Using the World Health Organization’s models, and compared to no policies at all, a comprehensive European Union wide package of effective policies and programmes that included random breath testing, taxation, restricted access, an advertising ban and brief physician advice, is estimated to cost European governments €1.3 billion to implement, and is estimated to avoid 1.4 million years of disability and premature death a year, 2.3% of all disability and premature death facing the European Union.

This investment in EU-wide alcohol prevention and control is only about 1% of the total tangible costs of alcohol to society and only about 10% of the estimated income gained from a 10% rise in the price of alcohol due to taxes in the EU15 countries.

European and global alcohol policy

The most prominent international legal obligations that affect alcohol policy are the General Agreement on Tariffs and Trade (GATT) dealing with goods, and the General Agreement on Trade in Services (GATS). Past cases on these have shown that the World Trade Organization (WTO) will prioritize health over trade in some circumstances (for example, a ban on asbestos imports), although policies must pass a series of strict tests in order to be maintained.

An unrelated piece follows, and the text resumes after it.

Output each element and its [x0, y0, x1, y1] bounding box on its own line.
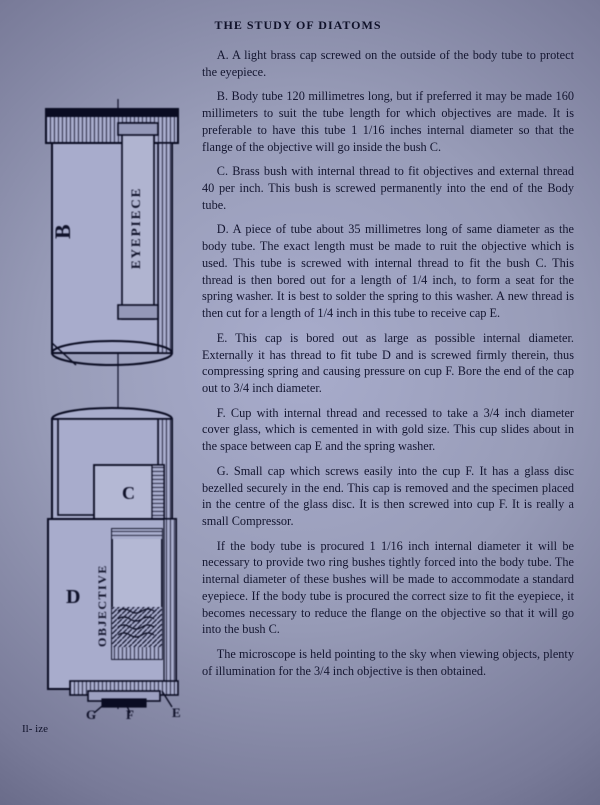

However, by far the greater effect on alcohol policy in practice has come from the trade law of the European Union (EU). Most of the cases relating to alcohol stem from the ‘national treatment’ rule on taxation, which means that states are forbidden from discriminating – either directly or indirectly – in favour of domestic goods against those from elsewhere in the EU. No exceptions can be made to this on health grounds, with the result that countries face certain restrictions in the design of their tax policy. In contrast, the increasingly influential European Court of Justice (ECJ) has unambiguously supported advertising bans in Catalonia and France, accepting that “it is in fact undeniable that advertising acts as an encouragement to consumption”.

Standardized excise duties are a longstanding goal of the EU in order to reduce market distortions, where large differences in tax rates between nearby countries lead to large amounts of shopping abroad. This leads to lost revenue for the high-tax government, as well as creating pressure to lower taxation rates, as has occurred in some of the Nordic countries.

The production of alcoholic drinks in the form of wine receives €1.5 billion worth of support each year through the Common Agricultural Policy (CAP), including the co-financing of sales promotion campaigns on “the health benefits of moderate wine consumption”. The economic and political importance of these subsidies makes it hard to progress from a public health perspective.

The international body most active on alcohol has been the World Health Organization (WHO), whose European office has undertaken several initiatives to reduce alcohol related harm in its 52 Member States. These include the Framework for Alcohol Policy in the European Region, the European Charter on Alcohol and two ministerial conferences, which confirmed the need for alcohol policy (and public health more broadly) to be developed without any interference from commercial or economic interests.

Although the EU itself cannot pass laws simply to protect human health (Member States have not conferred this power on the European institutions), some policies dealing with the internal market can incorporate substantial health concerns, such as the alcohol advertising clause within the Television Without Frontiers Directive.

Otherwise, the EU’s action on alcohol has come through ‘soft law’, in the form of nonbinding resolutions and recommendations urging Member States to act in a certain way.